Tradition And Traditions

THE gospel this week is an important one for Catholics. We are often accused of adhering blindly to tradition in our practices and moral beliefs and not keeping apace of with the modern world.

It is true that we respect the Church and expect that it will guard what is of value to our faith so that nothing is lost, ever keeping before us the entire tradition, lest we end up absolutising one particular era or way of acting.

This absolutising was no doubt the core of what is identified in the gospel: “You put aside the commandment of God to cling to human conditions.”

Pope Francis is emerging as a reformer and he speaks with a refreshing directness. But we should not read our Pope from ‘outside’ the Church as many in the media do. The secular press will look at developments within the Church through their own ‘lens’.

They are not generally familiar with our language or tradition. This is especially true with the upcoming Synod on the family. The Pope is not talking about changing church teaching but he has indicated that we need to look at changing some of the church’s procedures and practices. These are two different matters.

What is new in the approach of the Pope to the Synod is that he is saying ‘let’s not start with the rules but let’s start with where people’s lives are’, what they are going through in family life, breakdown and sexuality, what their pastoral needs are at this point that cannot be ignored if the church is to extend the mercy of Christ. That is where the Pope starts.

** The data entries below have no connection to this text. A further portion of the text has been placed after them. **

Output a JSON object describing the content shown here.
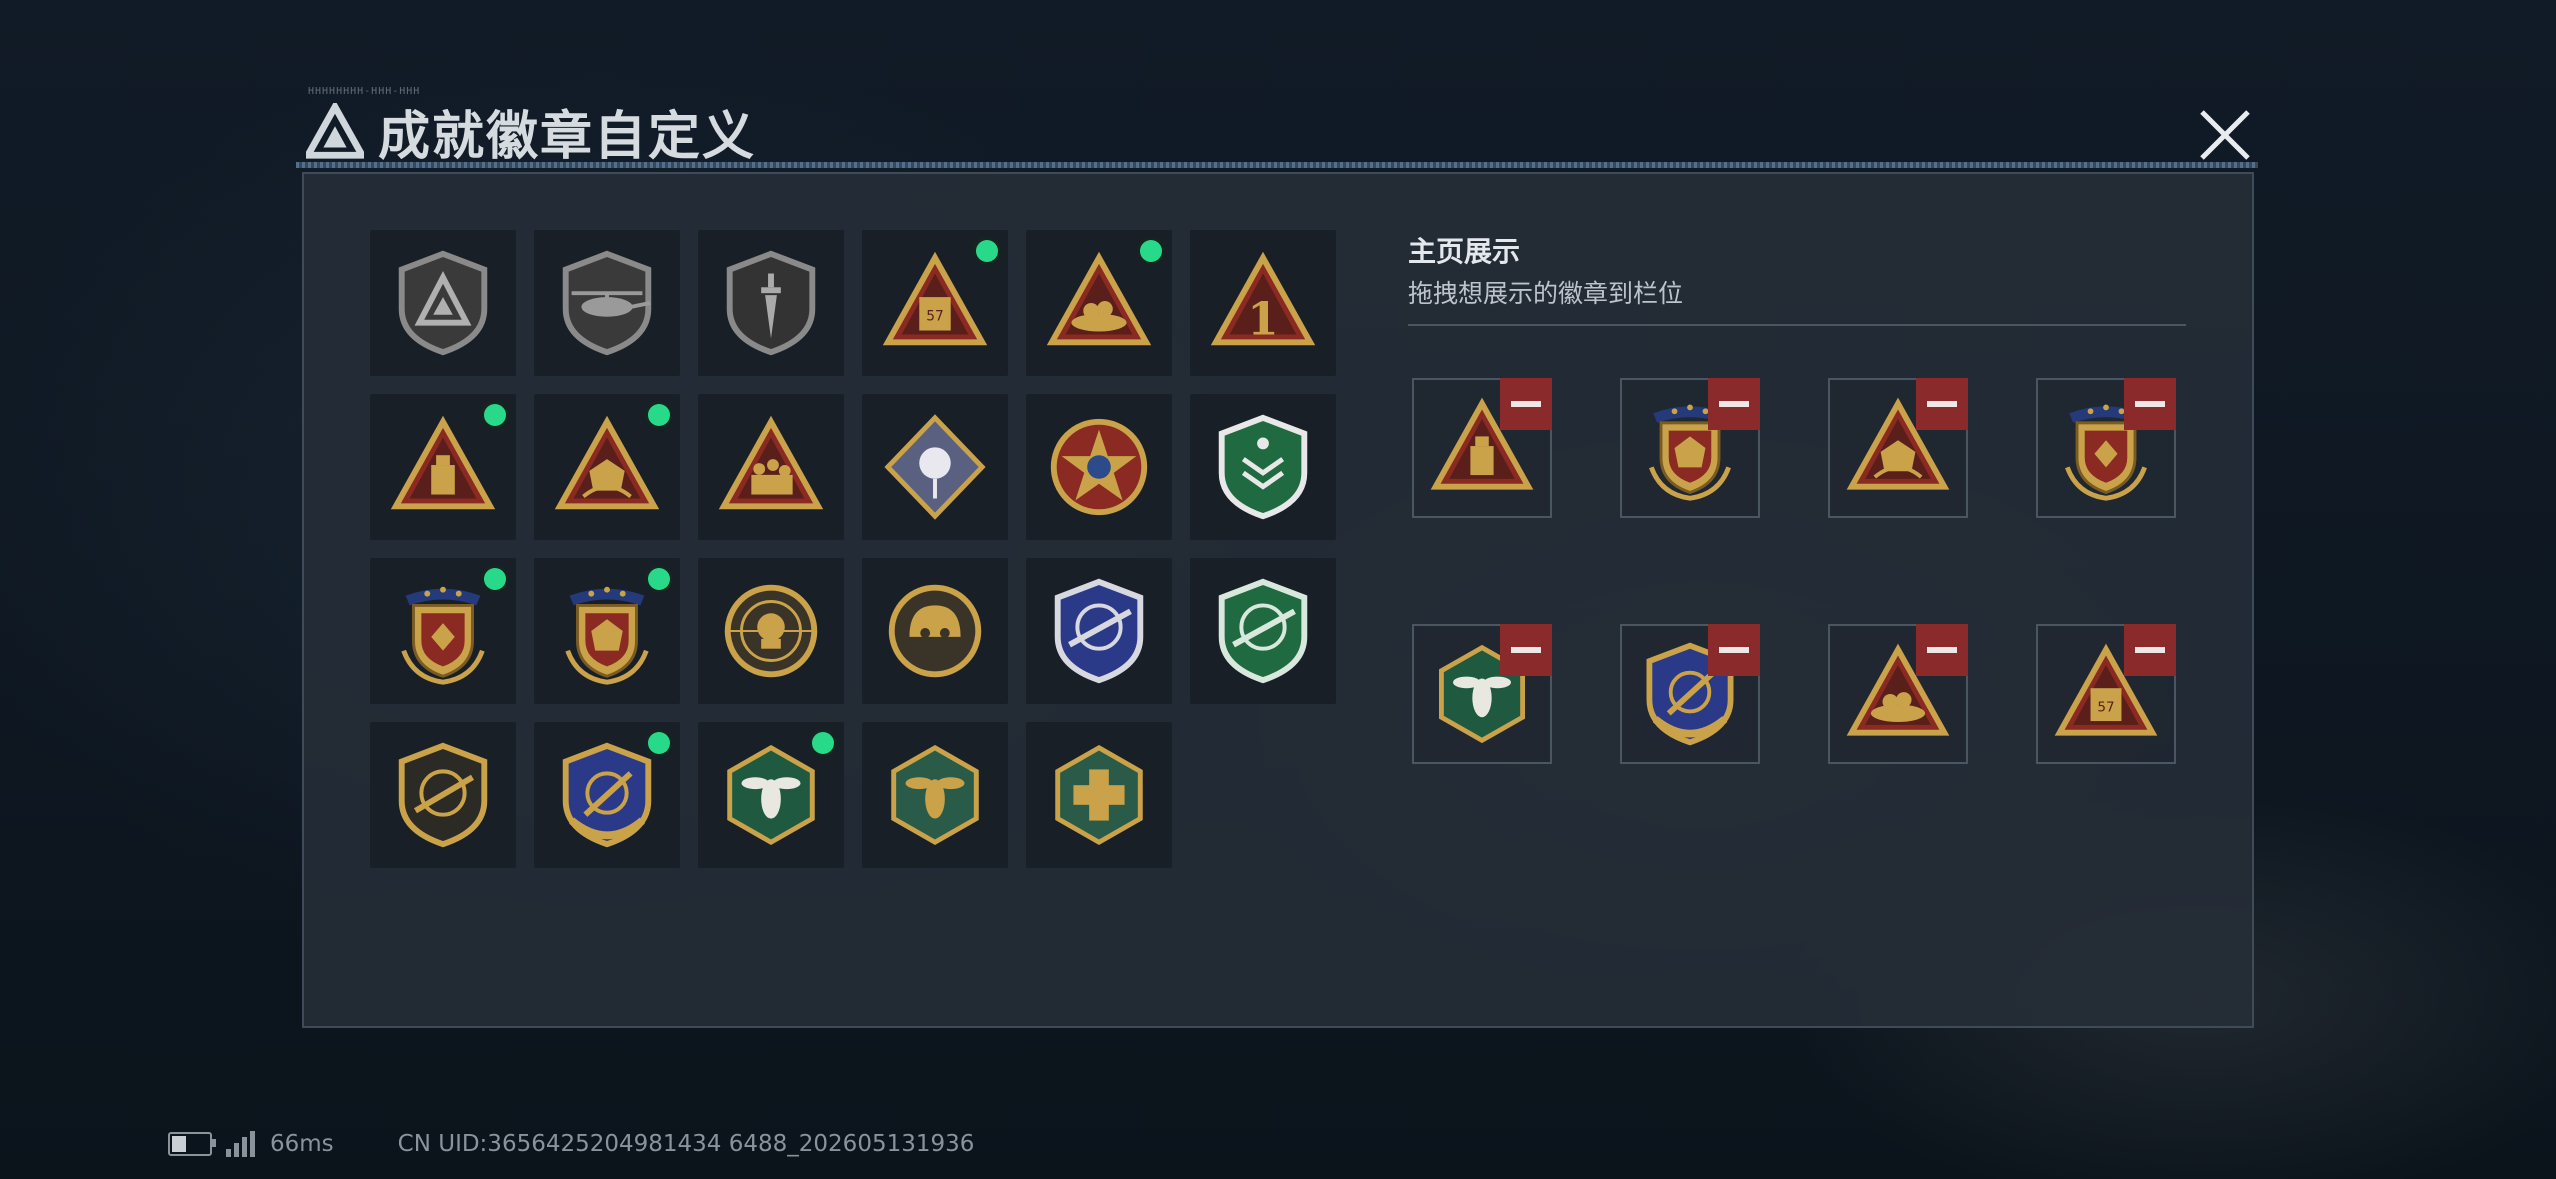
{
  "header": {
    "title": "成就徽章自定义",
    "micro_text": "HHHHHHHH-HHH-HHH"
  },
  "showcase": {
    "title": "主页展示",
    "subtitle": "拖拽想展示的徽章到栏位"
  },
  "status": {
    "ping": "66ms",
    "uid": "CN UID:3656425204981434 6488_202605131936"
  },
  "colors": {
    "accent_green": "#29d98a",
    "remove_red": "#8a2a2a",
    "gold": "#c9a24a",
    "panel": "#262e38"
  },
  "badges": [
    {
      "icon": "gray-triangle-logo-badge-icon",
      "new": false
    },
    {
      "icon": "helicopter-shield-badge-icon",
      "new": false
    },
    {
      "icon": "dagger-shield-badge-icon",
      "new": false
    },
    {
      "icon": "ammo-box-triangle-badge-icon",
      "new": true
    },
    {
      "icon": "bird-nest-triangle-badge-icon",
      "new": true
    },
    {
      "icon": "number-one-triangle-badge-icon",
      "new": false
    },
    {
      "icon": "usb-drive-triangle-badge-icon",
      "new": true
    },
    {
      "icon": "d20-dice-triangle-badge-icon",
      "new": true
    },
    {
      "icon": "soldiers-triangle-badge-icon",
      "new": false
    },
    {
      "icon": "rose-diamond-badge-icon",
      "new": false
    },
    {
      "icon": "star-round-badge-icon",
      "new": false
    },
    {
      "icon": "green-rank-shield-badge-icon",
      "new": false
    },
    {
      "icon": "medal-arrow-badge-icon",
      "new": true
    },
    {
      "icon": "medal-d20-badge-icon",
      "new": true
    },
    {
      "icon": "skull-crosshair-badge-icon",
      "new": false
    },
    {
      "icon": "helmet-round-badge-icon",
      "new": false
    },
    {
      "icon": "blue-rifle-crosshair-badge-icon",
      "new": false
    },
    {
      "icon": "green-rifle-crosshair-badge-icon",
      "new": false
    },
    {
      "icon": "rifle-shield-badge-icon",
      "new": false
    },
    {
      "icon": "gold-shield-crosshair-badge-icon",
      "new": true
    },
    {
      "icon": "wasp-hexagon-badge-icon",
      "new": true
    },
    {
      "icon": "wasp-hexagon-gold-badge-icon",
      "new": false
    },
    {
      "icon": "medic-hexagon-badge-icon",
      "new": false
    }
  ],
  "slots": [
    {
      "icon": "usb-drive-triangle-badge-icon"
    },
    {
      "icon": "medal-d20-badge-icon"
    },
    {
      "icon": "d20-dice-triangle-badge-icon"
    },
    {
      "icon": "medal-arrow-badge-icon"
    },
    {
      "icon": "wasp-hexagon-badge-icon"
    },
    {
      "icon": "gold-shield-crosshair-badge-icon"
    },
    {
      "icon": "bird-nest-triangle-badge-icon"
    },
    {
      "icon": "ammo-box-triangle-badge-icon"
    }
  ]
}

What he has shifted is the starting point. It is not the laws and the rules. It is the situation in which people are living and how to extend to them the mercy of Christ. That is where the Synod will start and the Pope says that nothing is off the table. Everything must be talked about. It was this attitude to religion that was missing in the gospel today. Some were not open to change of any kind and they were consequently closed to the mercy of God.